Судьба других людей — любимая тема бесед в провинции. Если речь идет о судьбе, на которую можно повлиять, интерес удваивается. Если же доступная влиянию судьба — это судьба подростка, интерес превращается в долг. А если у этого подростка строптивый характер, долг разрастается до масштабов крестового похода. Тут все знают друг друга, семьи знакомы давно, несколько поколений.

— Да, конечно, — вздыхает донья Пресентасьон, — теперь жизнь идет по-другому.

— Раньше было больше различий между сословиями. — говорит сеньорита Паскуалина. — А теперь все перемешалось.

Асунсьон поднимает глаза от вышивки.

— Именно поэтому, как говорит падре, порядочные семьи должны больше чем когда-либо держаться вместе.

Эти дамы — числом четырнадцать — собираются по четвергам в послеобеденное время, чтобы вышивать салфетки, скатерти и подушечки, которые затем преподносятся священнику. Место собраний каждую неделю меняется. Все эти дамы из житейских соображений поддерживают отношения с женами людей, разбогатевших в Революцию. Только вот эти часы по четвергам посвящаются общению в интимном кругу старых знакомых. Семья самого недавнего происхождения выдвинулась при Порфирио. Самая древняя не без благодарности вспоминает своего основателя, получившего энкомьенду[55] в колонии. Асунсьон Себальос де Балькарсель — рудники и коммерция — занимает вполне почетное среднее место, достигнутое выдающимся трудолюбием.

— Говорят, что в Мехико прислуга невозможно дорогая.

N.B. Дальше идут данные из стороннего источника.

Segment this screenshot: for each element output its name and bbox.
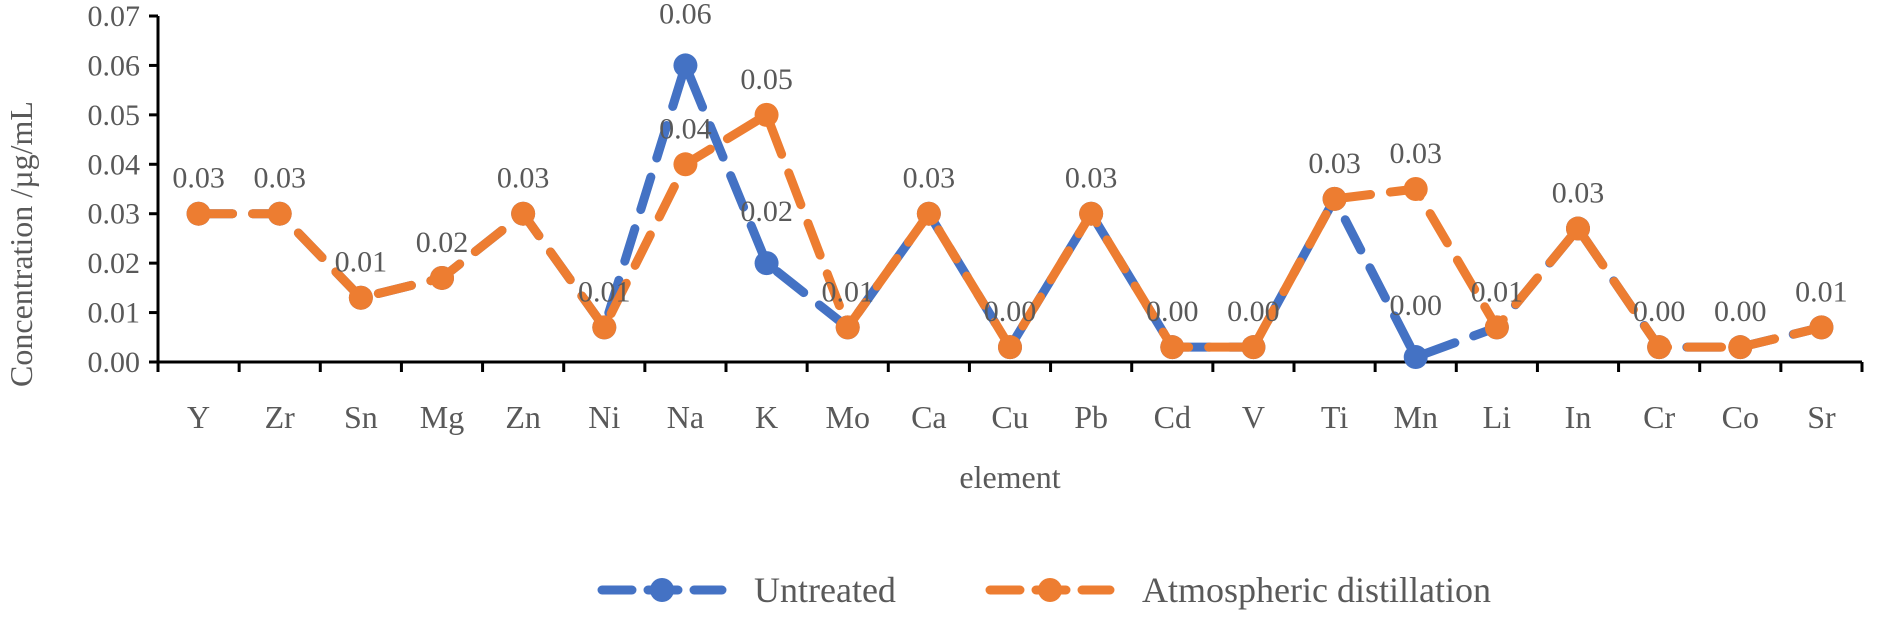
data-label: 0.03: [172, 162, 225, 195]
x-tick-label: V: [1242, 399, 1265, 435]
data-point: [1241, 335, 1266, 360]
data-point: [754, 251, 779, 276]
series-layer: [186, 53, 1834, 370]
legend-item: Untreated: [597, 570, 896, 610]
data-point: [1728, 335, 1753, 360]
data-point: [1322, 186, 1347, 211]
x-tick-label: Ti: [1321, 399, 1348, 435]
data-label: 0.03: [1389, 137, 1442, 170]
x-tick-label: Ni: [588, 399, 620, 435]
data-label: 0.03: [497, 162, 550, 195]
x-tick-label: Mo: [825, 399, 869, 435]
data-point: [1484, 315, 1509, 340]
data-label: 0.02: [740, 195, 793, 228]
data-point: [430, 265, 454, 290]
data-label: 0.03: [903, 162, 956, 195]
x-axis-title: element: [959, 459, 1060, 495]
data-label: 0.00: [1227, 295, 1280, 328]
data-point: [1403, 345, 1428, 370]
data-label: 0.00: [1714, 295, 1767, 328]
data-label: 0.00: [1633, 295, 1686, 328]
y-tick-label: 0.00: [88, 346, 141, 379]
data-point: [592, 315, 617, 340]
x-tick-label: Li: [1483, 399, 1512, 435]
series-atmospheric-distillation: [186, 102, 1834, 360]
data-point: [673, 53, 698, 78]
x-tick-label: Ca: [911, 399, 947, 435]
x-tick-label: Cu: [991, 399, 1028, 435]
data-point: [186, 201, 211, 226]
data-label: 0.01: [1795, 275, 1848, 308]
data-point: [1403, 177, 1428, 201]
data-point: [1160, 335, 1185, 360]
data-label: 0.00: [1146, 295, 1199, 328]
data-point: [835, 315, 860, 340]
data-label: 0.02: [416, 226, 469, 259]
x-tick-label: Y: [187, 399, 210, 435]
data-point: [998, 335, 1022, 360]
x-tick-label: Zr: [265, 399, 296, 435]
data-labels: 0.06 0.02 0.00 0.03 0.03 0.01 0.02 0.03 0.01 0.04…: [172, 0, 1847, 328]
y-axis-ticks: 0.00 0.01 0.02 0.03 0.04 0.05 0.06 0.07: [88, 0, 158, 379]
x-tick-label: Na: [667, 399, 704, 435]
legend-label: Atmospheric distillation: [1142, 570, 1491, 610]
y-axis-title: Concentration /µg/mL: [3, 101, 39, 387]
data-point: [1079, 201, 1104, 226]
data-point: [754, 102, 779, 127]
x-tick-label: Cr: [1643, 399, 1675, 435]
data-point: [1647, 335, 1672, 360]
data-label: 0.03: [1065, 162, 1118, 195]
data-point: [348, 285, 373, 310]
data-point: [1566, 216, 1590, 241]
y-tick-label: 0.02: [88, 247, 141, 280]
data-label: 0.03: [1308, 147, 1361, 180]
data-label: 0.01: [821, 275, 874, 308]
x-tick-label: Zn: [505, 399, 541, 435]
y-tick-label: 0.01: [88, 297, 141, 330]
data-label: 0.00: [1389, 289, 1442, 322]
data-point: [673, 152, 698, 177]
x-tick-label: Mn: [1393, 399, 1437, 435]
data-label: 0.01: [335, 246, 388, 279]
x-tick-label: Sr: [1807, 399, 1836, 435]
data-label: 0.01: [1471, 275, 1524, 308]
data-point: [916, 201, 941, 226]
x-axis-ticks: Y Zr Sn Mg Zn Ni Na K Mo Ca Cu Pb Cd V Ti Mn Li In Cr Co Sr: [156, 362, 1864, 435]
x-tick-label: Sn: [344, 399, 378, 435]
x-tick-label: In: [1565, 399, 1592, 435]
x-tick-label: K: [755, 399, 778, 435]
x-tick-label: Cd: [1154, 399, 1191, 435]
y-tick-label: 0.04: [88, 148, 141, 181]
data-label: 0.03: [1552, 177, 1605, 210]
data-point: [511, 201, 536, 226]
data-label: 0.06: [659, 0, 712, 30]
data-point: [267, 201, 292, 226]
legend-swatch-marker: [650, 578, 674, 602]
x-tick-label: Co: [1722, 399, 1759, 435]
data-label: 0.03: [253, 162, 306, 195]
x-tick-label: Pb: [1074, 399, 1108, 435]
data-point: [1809, 315, 1834, 340]
data-label: 0.05: [740, 63, 793, 96]
legend-label: Untreated: [754, 570, 896, 610]
y-tick-label: 0.05: [88, 99, 141, 132]
data-label: 0.04: [659, 112, 712, 145]
y-tick-label: 0.06: [88, 49, 141, 82]
x-tick-label: Mg: [420, 399, 464, 435]
y-tick-label: 0.07: [88, 0, 141, 33]
legend-item: Atmospheric distillation: [985, 570, 1491, 610]
data-label: 0.00: [984, 295, 1037, 328]
y-tick-label: 0.03: [88, 198, 141, 231]
legend: Untreated Atmospheric distillation: [597, 570, 1491, 610]
legend-swatch-marker: [1038, 578, 1062, 602]
data-label: 0.01: [578, 275, 631, 308]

— Моя невестка платит кухарке двести песо в месяц.

— Немыслимо!

— А ты помнишь молодого Регулеса, сына коммерсанта? Так вот, когда я недавно ездила в Мехико на рождественские праздники, я к нему зашла, и его жена сказала, что они только на прислугу тратят три тысячи песо.

— В год?

— Как бы не так! В месяц, в один месяц.

— Ого! Потише, чтоб не услышала твоя служанка. К счастью, здесь они пока смирные. А говорят, что в Мехико…

— И подумай, молодежь стремится в Мехико искать счастья. А я всегда говорю — таких удобств, как в Гуанахуато, нигде не найдешь. Как приятно основать семью в месте, где все тебя знают и где есть истинные друзья.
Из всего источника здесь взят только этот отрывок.